School of Information, University of Arizona

Abstract

Add project abstract here.

Introduction:

This project utilizes the data set from the week of January 23, 2024 on the TidyTuesdayR website. This data set  focuses on the educational attainment of young people in English towns. Provided by the UK Office for National Statistics, this data set explores why children and young people in smaller towns often perform better academically than those in larger towns. The data includes a variety of metrics such as population, regional classifications, coastal status, job density, income levels, university presence, and detailed educational outcomes at various stages, from Key Stage 2 through age 22.

I chose to use this data set because, upon reviewing it, I immediately envisioned the variety of compelling visuals that could be created from the rich and detailed information it contains. The diverse metrics, ranging from educational outcomes to economic factors, present numerous opportunities for insightful data visualizations.

For my analysis with this data set, I will examine the relationship between university presence and regional differences on the number of 19-year-olds in apprenticeships. This question interests me because it combines educational infrastructure with geographic diversity, potentially revealing how the presence of universities and the specific characteristics of different regions influence the career paths young people choose.

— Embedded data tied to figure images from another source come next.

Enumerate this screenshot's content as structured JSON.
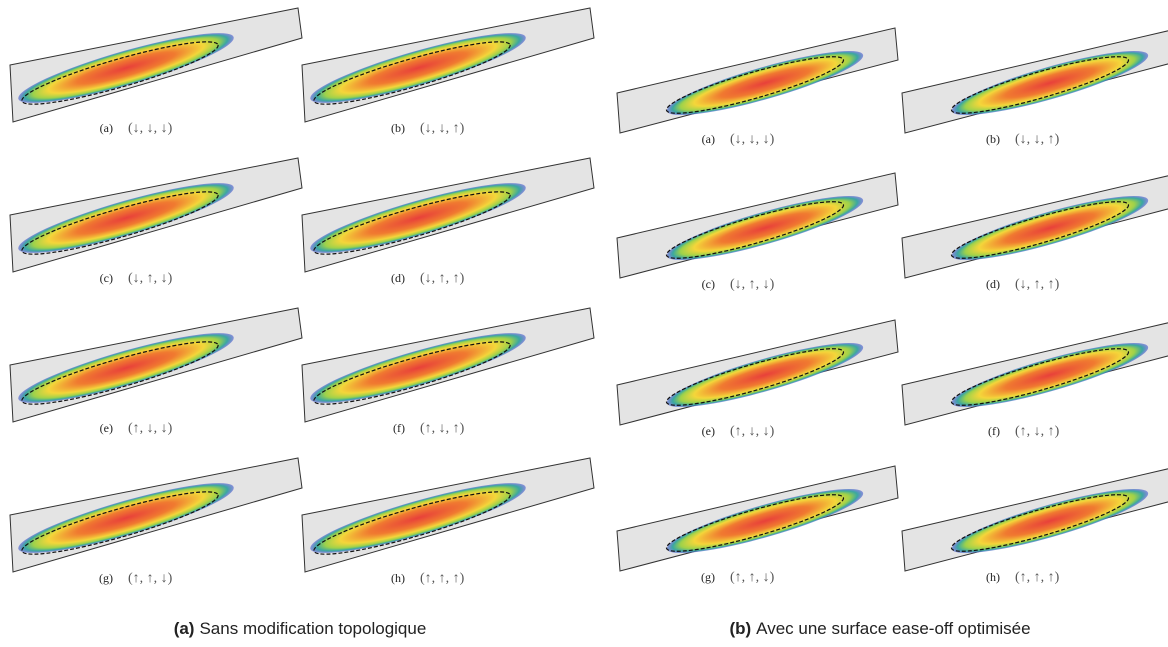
{
  "figures": [
    {
      "label": "(a)",
      "caption": "Sans modification topologique",
      "panels": [
        {
          "label": "(a)",
          "config": "(↓, ↓, ↓)"
        },
        {
          "label": "(b)",
          "config": "(↓, ↓, ↑)"
        },
        {
          "label": "(c)",
          "config": "(↓, ↑, ↓)"
        },
        {
          "label": "(d)",
          "config": "(↓, ↑, ↑)"
        },
        {
          "label": "(e)",
          "config": "(↑, ↓, ↓)"
        },
        {
          "label": "(f)",
          "config": "(↑, ↓, ↑)"
        },
        {
          "label": "(g)",
          "config": "(↑, ↑, ↓)"
        },
        {
          "label": "(h)",
          "config": "(↑, ↑, ↑)"
        }
      ]
    },
    {
      "label": "(b)",
      "caption": "Avec une surface ease-off optimisée",
      "panels": [
        {
          "label": "(a)",
          "config": "(↓, ↓, ↓)"
        },
        {
          "label": "(b)",
          "config": "(↓, ↓, ↑)"
        },
        {
          "label": "(c)",
          "config": "(↓, ↑, ↓)"
        },
        {
          "label": "(d)",
          "config": "(↓, ↑, ↑)"
        },
        {
          "label": "(e)",
          "config": "(↑, ↓, ↓)"
        },
        {
          "label": "(f)",
          "config": "(↑, ↓, ↑)"
        },
        {
          "label": "(g)",
          "config": "(↑, ↑, ↓)"
        },
        {
          "label": "(h)",
          "config": "(↑, ↑, ↑)"
        }
      ]
    }
  ]
}
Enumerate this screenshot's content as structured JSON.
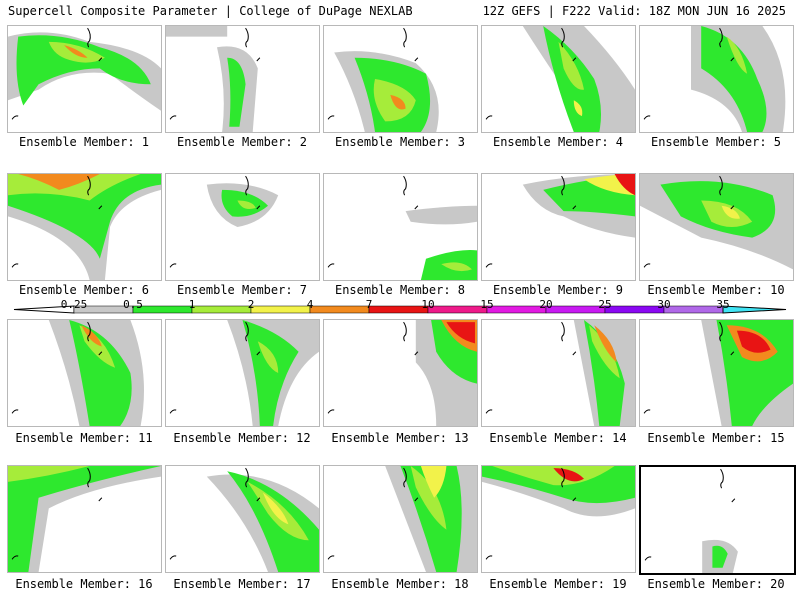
{
  "header": {
    "title": "Supercell Composite Parameter | College of DuPage NEXLAB",
    "run_info": "12Z GEFS | F222 Valid: 18Z MON JUN 16 2025"
  },
  "panels": [
    {
      "label": "Ensemble Member: 1"
    },
    {
      "label": "Ensemble Member: 2"
    },
    {
      "label": "Ensemble Member: 3"
    },
    {
      "label": "Ensemble Member: 4"
    },
    {
      "label": "Ensemble Member: 5"
    },
    {
      "label": "Ensemble Member: 6"
    },
    {
      "label": "Ensemble Member: 7"
    },
    {
      "label": "Ensemble Member: 8"
    },
    {
      "label": "Ensemble Member: 9"
    },
    {
      "label": "Ensemble Member: 10"
    },
    {
      "label": "Ensemble Member: 11"
    },
    {
      "label": "Ensemble Member: 12"
    },
    {
      "label": "Ensemble Member: 13"
    },
    {
      "label": "Ensemble Member: 14"
    },
    {
      "label": "Ensemble Member: 15"
    },
    {
      "label": "Ensemble Member: 16"
    },
    {
      "label": "Ensemble Member: 17"
    },
    {
      "label": "Ensemble Member: 18"
    },
    {
      "label": "Ensemble Member: 19"
    },
    {
      "label": "Ensemble Member: 20"
    }
  ],
  "colorbar": {
    "labels": [
      "0.25",
      "0.5",
      "1",
      "2",
      "4",
      "7",
      "10",
      "15",
      "20",
      "25",
      "30",
      "35"
    ],
    "colors": [
      "#c8c8c8",
      "#2ee82e",
      "#a6ec3a",
      "#f2f24a",
      "#f28a1e",
      "#e81414",
      "#ee1a8a",
      "#e21ae2",
      "#c81af2",
      "#8a08f2",
      "#b068e8",
      "#40e4f4"
    ]
  }
}
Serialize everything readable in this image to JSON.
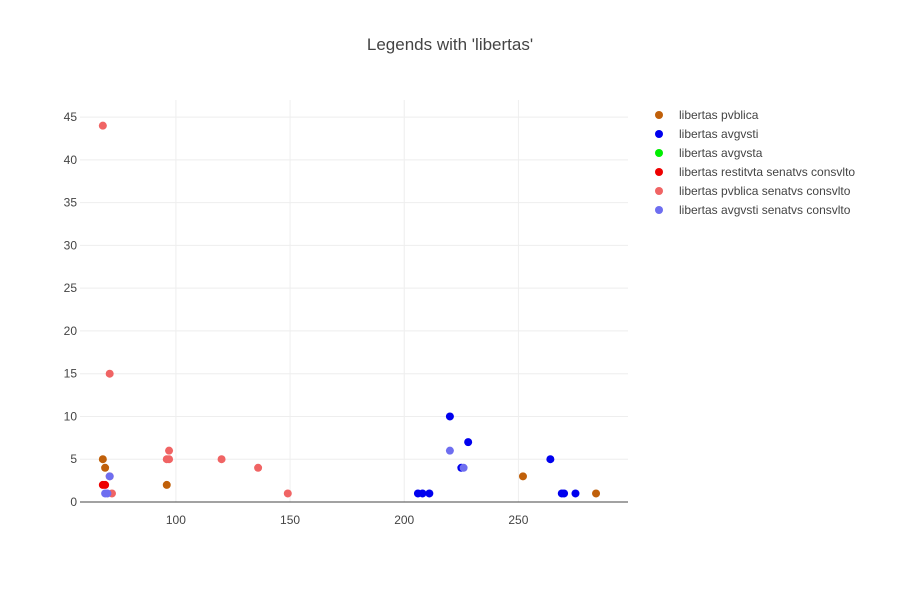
{
  "chart_data": {
    "type": "scatter",
    "title": "Legends with 'libertas'",
    "xlabel": "",
    "ylabel": "",
    "xlim": [
      58,
      298
    ],
    "ylim": [
      0,
      47
    ],
    "x_ticks": [
      100,
      150,
      200,
      250
    ],
    "y_ticks": [
      0,
      5,
      10,
      15,
      20,
      25,
      30,
      35,
      40,
      45
    ],
    "grid": true,
    "legend_position": "right",
    "series": [
      {
        "name": "libertas pvblica",
        "color": "#c0600a",
        "points": [
          [
            68,
            5
          ],
          [
            69,
            4
          ],
          [
            96,
            2
          ],
          [
            252,
            3
          ],
          [
            284,
            1
          ]
        ]
      },
      {
        "name": "libertas avgvsti",
        "color": "#0000ee",
        "points": [
          [
            206,
            1
          ],
          [
            208,
            1
          ],
          [
            211,
            1
          ],
          [
            220,
            10
          ],
          [
            225,
            4
          ],
          [
            228,
            7
          ],
          [
            264,
            5
          ],
          [
            269,
            1
          ],
          [
            270,
            1
          ],
          [
            275,
            1
          ]
        ]
      },
      {
        "name": "libertas avgvsta",
        "color": "#00ee00",
        "points": []
      },
      {
        "name": "libertas restitvta senatvs consvlto",
        "color": "#ee0000",
        "points": [
          [
            68,
            2
          ],
          [
            69,
            2
          ]
        ]
      },
      {
        "name": "libertas pvblica senatvs consvlto",
        "color": "#f06464",
        "points": [
          [
            68,
            44
          ],
          [
            71,
            15
          ],
          [
            71,
            3
          ],
          [
            72,
            1
          ],
          [
            96,
            5
          ],
          [
            97,
            5
          ],
          [
            97,
            6
          ],
          [
            120,
            5
          ],
          [
            136,
            4
          ],
          [
            149,
            1
          ]
        ]
      },
      {
        "name": "libertas avgvsti senatvs consvlto",
        "color": "#6e6ef0",
        "points": [
          [
            69,
            1
          ],
          [
            70,
            1
          ],
          [
            71,
            3
          ],
          [
            220,
            6
          ],
          [
            226,
            4
          ]
        ]
      }
    ]
  }
}
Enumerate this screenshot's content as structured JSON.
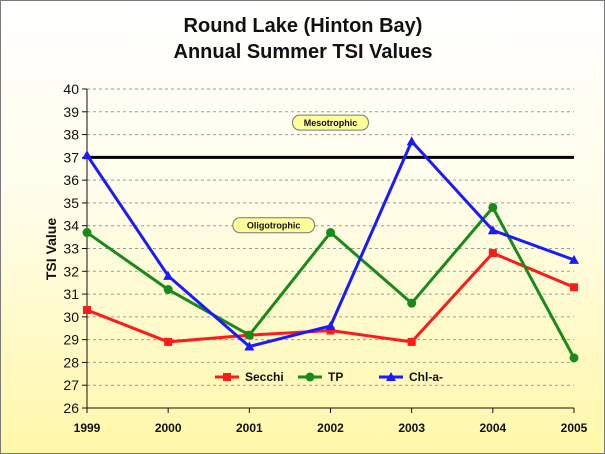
{
  "chart_data": {
    "type": "line",
    "title": [
      "Round Lake (Hinton Bay)",
      "Annual Summer TSI Values"
    ],
    "xlabel": "",
    "ylabel": "TSI Value",
    "x": [
      1999,
      2000,
      2001,
      2002,
      2003,
      2004,
      2005
    ],
    "x_tick_labels": [
      "1999",
      "2000",
      "2001",
      "2002",
      "2003",
      "2004",
      "2005"
    ],
    "ylim": [
      26,
      40
    ],
    "y_ticks": [
      "26",
      "27",
      "28",
      "29",
      "30",
      "31",
      "32",
      "33",
      "34",
      "35",
      "36",
      "37",
      "38",
      "39",
      "40"
    ],
    "grid": "horizontal dashed",
    "legend_position": "bottom-center",
    "threshold": {
      "value": 37,
      "color": "#000000"
    },
    "annotations": [
      {
        "text": "Mesotrophic",
        "x": 2002,
        "y": 38.5
      },
      {
        "text": "Oligotrophic",
        "x": 2001.3,
        "y": 34.0
      }
    ],
    "series": [
      {
        "name": "Secchi",
        "color": "#ff1a1a",
        "marker": "square",
        "values": [
          30.3,
          28.9,
          29.2,
          29.4,
          28.9,
          32.8,
          31.3
        ]
      },
      {
        "name": "TP",
        "color": "#1a8a1a",
        "marker": "circle",
        "values": [
          33.7,
          31.2,
          29.2,
          33.7,
          30.6,
          34.8,
          28.2
        ]
      },
      {
        "name": "Chl-a-",
        "color": "#1a1aff",
        "marker": "triangle",
        "values": [
          37.1,
          31.8,
          28.7,
          29.6,
          37.7,
          33.8,
          32.5
        ]
      }
    ]
  }
}
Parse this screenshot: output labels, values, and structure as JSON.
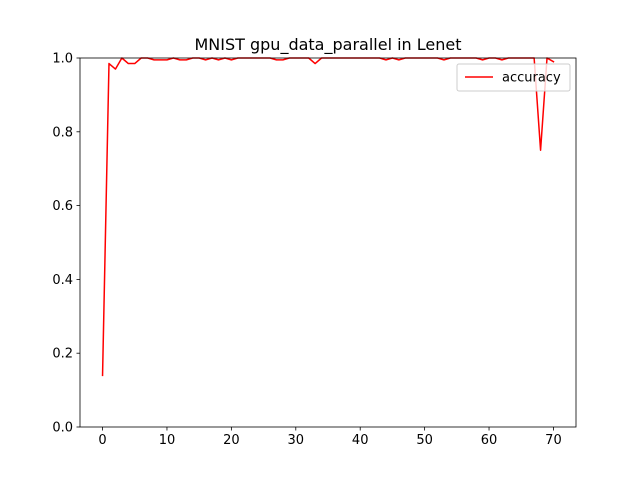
{
  "chart_data": {
    "type": "line",
    "title": "MNIST gpu_data_parallel in Lenet",
    "xlabel": "",
    "ylabel": "",
    "xlim": [
      -3.5,
      73.5
    ],
    "ylim": [
      0.0,
      1.0
    ],
    "xticks": [
      0,
      10,
      20,
      30,
      40,
      50,
      60,
      70
    ],
    "yticks": [
      0.0,
      0.2,
      0.4,
      0.6,
      0.8,
      1.0
    ],
    "xtick_labels": [
      "0",
      "10",
      "20",
      "30",
      "40",
      "50",
      "60",
      "70"
    ],
    "ytick_labels": [
      "0.0",
      "0.2",
      "0.4",
      "0.6",
      "0.8",
      "1.0"
    ],
    "grid": false,
    "legend_position": "top-right",
    "series": [
      {
        "name": "accuracy",
        "color": "#ff0000",
        "x": [
          0,
          1,
          2,
          3,
          4,
          5,
          6,
          7,
          8,
          9,
          10,
          11,
          12,
          13,
          14,
          15,
          16,
          17,
          18,
          19,
          20,
          21,
          22,
          23,
          24,
          25,
          26,
          27,
          28,
          29,
          30,
          31,
          32,
          33,
          34,
          35,
          36,
          37,
          38,
          39,
          40,
          41,
          42,
          43,
          44,
          45,
          46,
          47,
          48,
          49,
          50,
          51,
          52,
          53,
          54,
          55,
          56,
          57,
          58,
          59,
          60,
          61,
          62,
          63,
          64,
          65,
          66,
          67,
          68,
          69,
          70
        ],
        "values": [
          0.14,
          0.985,
          0.97,
          1.0,
          0.985,
          0.985,
          1.0,
          1.0,
          0.995,
          0.995,
          0.995,
          1.0,
          0.995,
          0.995,
          1.0,
          1.0,
          0.995,
          1.0,
          0.995,
          1.0,
          0.995,
          1.0,
          1.0,
          1.0,
          1.0,
          1.0,
          1.0,
          0.995,
          0.995,
          1.0,
          1.0,
          1.0,
          1.0,
          0.985,
          1.0,
          1.0,
          1.0,
          1.0,
          1.0,
          1.0,
          1.0,
          1.0,
          1.0,
          1.0,
          0.995,
          1.0,
          0.995,
          1.0,
          1.0,
          1.0,
          1.0,
          1.0,
          1.0,
          0.995,
          1.0,
          1.0,
          1.0,
          1.0,
          1.0,
          0.995,
          1.0,
          1.0,
          0.995,
          1.0,
          1.0,
          1.0,
          1.0,
          1.0,
          0.75,
          1.0,
          0.99
        ]
      }
    ]
  }
}
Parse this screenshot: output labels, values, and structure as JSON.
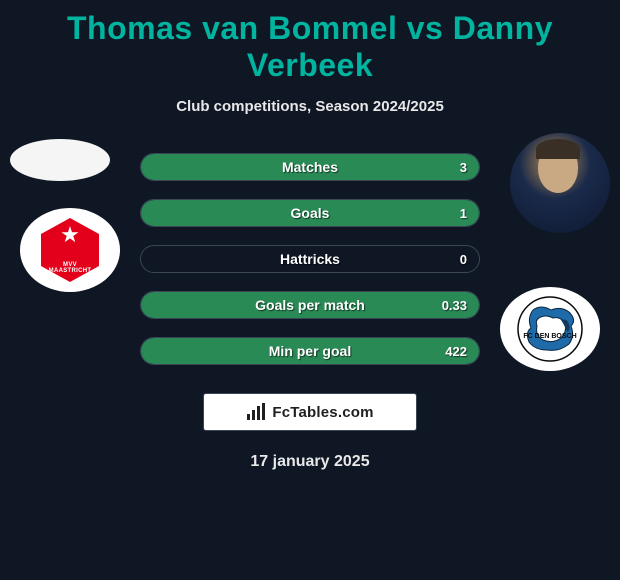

My initial thought would be that the absent of a university would push more 19-year-olds into apprenticeships due to the pursing university endeavors is an available option.  

Approach:

I begin by wanting to create a simple graph to view the data. Therefore, I start with a simple geom_point plot.

The geom_point plot gives me an idea of the data, however, there is to much going on in this visualization. I also suspect that there is a lot of hidden data due to overlap. The next approach will give us an idea of the distribution of the data. This is achieved by creating a box pot visualization of the data using geom_boxplot.

This give a better representation of the data set. We can see that the median values of 19 year olds in apprenticeships is greater in towns without universities present compared to those town with universities. There is still a lot of data clustered together with this visualization so I use facet_grid to create columns by region and row by the university flag. This visualization makes easier to compare the data between all the interested variables.

Discussion:

Interesting discussion points that I found from visulizing the data set. The towns with the highest percentage of 19 year olds in apprenticeships is town without university in the North West region. However these town are outliers, the region with the greatest median percentage of 19 year olds in apprenticeships is the North East. Another interesting observation that I noticed was that the spread of the distributions is greater when looking at towns without university and is more consolidated in towns with universities present.